I'd like to suggest a clarification of some of the terminology you are using here, specifically "dependency" and "dependency injection".

Dependency:

A "dependency" is typically a complex object that performs some functionality that another class may need to depend on. Some classic examples would be a logger or a database accessor or some component that processes a particular piece of business logic.

A data only object like a DTO or a value object are not typically referred to as a "dependency", since they don't perform some needed function.

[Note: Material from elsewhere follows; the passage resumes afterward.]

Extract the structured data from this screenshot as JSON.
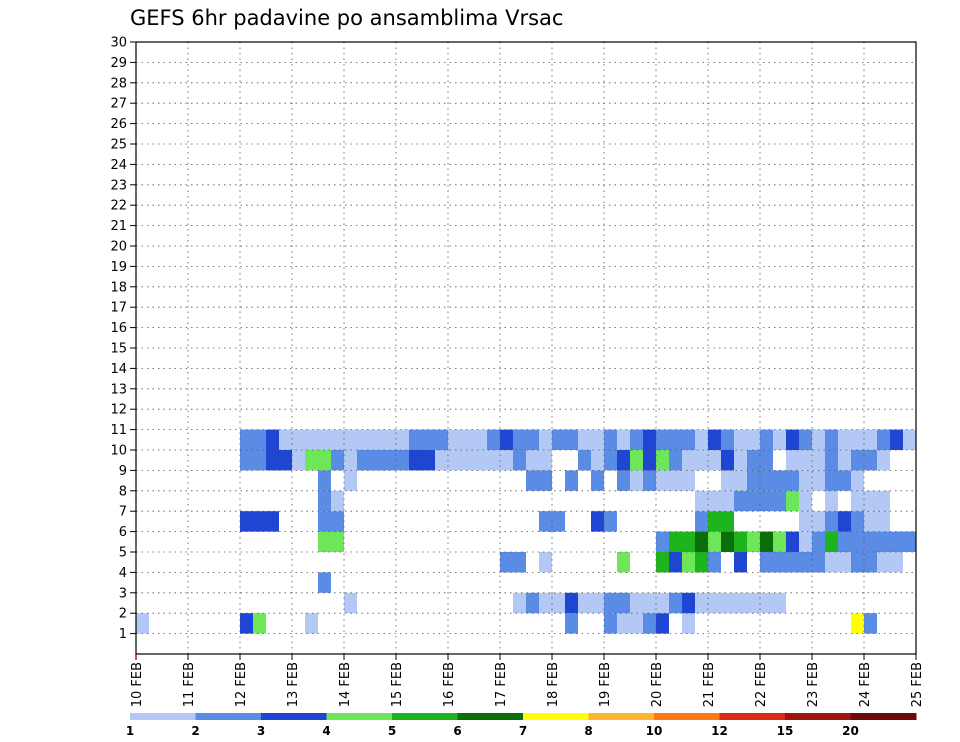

Once you look at it this way, what you are doing in your example (composing the DO object with a list of D02 objects through the constructor) should not be considered "dependecy injection" at all. It's just setting a property. It's up to you whether you provide it in the constructor or some other way, but simply passing it in through the constructor does not make it dependency injection.

Dependency Injection:

If your DO2 class were actually providing some additional functionality that the DO class needs, then it would truly be a dependency. In that case, the dependent class, DO, should depend on an interface (like ILogger or IDataAccessor), and in turn rely on the calling code to provide that interface (in other words, to 'inject' it into the DO instance).

Injecting the dependency in such a way makes the DO object more flexible, since each different context can provide its own implementation of the interface to the DO object. (Think unit testing.)